Y es aquí, en esta encerrona —pues no tiene otro nombre—, donde la figura del cómplice, ese que está ‘tejido con’, revela su trágica modernidad. Nos hacemos cómplices no por maldad, sino por agotamiento. Aceptamos el sucedáneo. Renunciamos a la autonomía a cambio de una ilusión de participación. El sistema nos ofrece un sinfín de atajos que parecen creativos pero que son, en realidad, bucles en el atractor de lo previsible. Nos vende la «inundación» de información como acceso al conocimiento, cuando en realidad es una forma sutil de censura que nos induce a una «ignorancia» sobrevenida, incapacitándonos para agregar, para tejer sentido. Nos ofrece talleres de coaching ontológico y cursos de «creatividad» enlatada que prometen una catarsis de baja intensidad, un pequeño alivio emocional sin la engorrosa necesidad de una verdadera transformación.
La verdadera trampa, por tanto, no es tener que elegir entre ser víctima o cómplice. La verdadera trampa es aceptar que esas son las únicas opciones. Salir de ahí no pasa por negar nuestra vulnerabilidad ni por fustigarnos por nuestra complicidad. Pasa, más bien, por un acto de inteligencia práctica, por una astucia que nos permita reconocer las reglas del juego para poder subvertirlas desde dentro. Se trata de dejar de quejarse del menú que nos ofrecen y empezar a cultivar nuestro propio huerto, por pequeño que sea. Implica entender que la autonomía no es un estado que se alcanza, sino una práctica que se ejerce, una tensión que se sostiene.

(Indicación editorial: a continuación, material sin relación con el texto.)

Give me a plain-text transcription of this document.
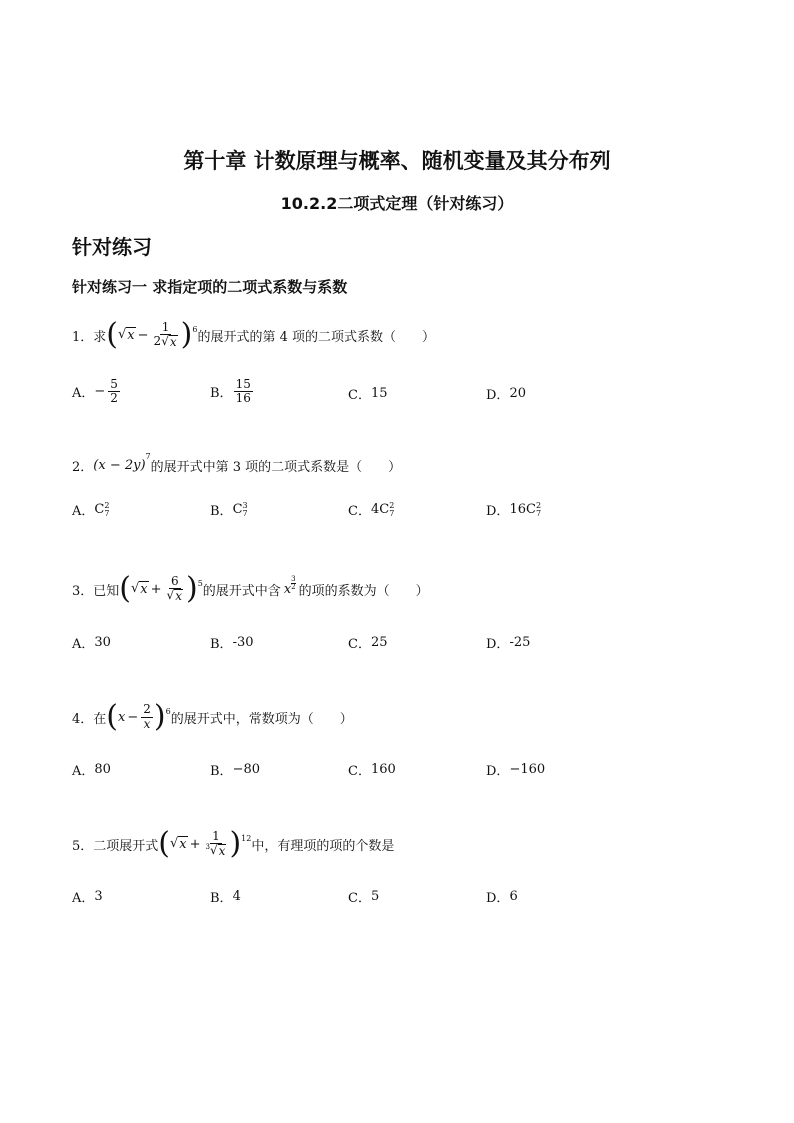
第十章 计数原理与概率、随机变量及其分布列
10.2.2二项式定理（针对练习）
针对练习
针对练习一 求指定项的二项式系数与系数
1．求 ( √ $x - \frac{1}{2√ x}$ ) 6
的展开式的第 4 项的二项式系数（　　）
A． − $\frac{5}{2}$	B． $\frac{15}{16}$	C． 15	D． 20
2． $(x - 2y)^7$
的展开式中第 3 项的二项式系数是（　　）
A． C 2
7	B． C 3
7	C． 4 C 2
7	D． 16 C 2
7
3．已知 ( √ $x + \frac{6}{√ x}$ ) 5
的展开式中含 x $\frac{3}{2}$
的项的系数为（　　）
A． 30	B． -30	C． 25	D． -25
4．在 ( $x - \frac{2}{x}$ ) 6
的展开式中，常数项为（　　）
A． 80	B． −80	C． 160	D． −160
5．二项展开式 ( √ $x + \frac{1}{^3√ x}$ ) 12
中，有理项的项的个数是
A． 3	B． 4	C． 5	D． 6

Quizá, el primer paso no sea dejar de fingir, sino aprender a fingir mejor. Fingir que creemos en sus reglas para, desde esa aparente sumisión, encontrar los resquicios, las fallas, los puntos de fuga. Quizá el acto más radical de insumisión hoy no sea gritar «no soy una víctima», sino susurrar, con la astucia: «sé perfectamente en qué telaraña estoy tejido… y ahora voy a empezar a tirar de los hilos». En el ámbito digital, esto se traduce en la construcción deliberada de esos ‘centros’ propios, abrazando el pluralismo digital y despojando a las plataformas dominantes de su poder hegemónico, para que el arte y la conexión humana prevalezcan sobre la métrica y el engagement.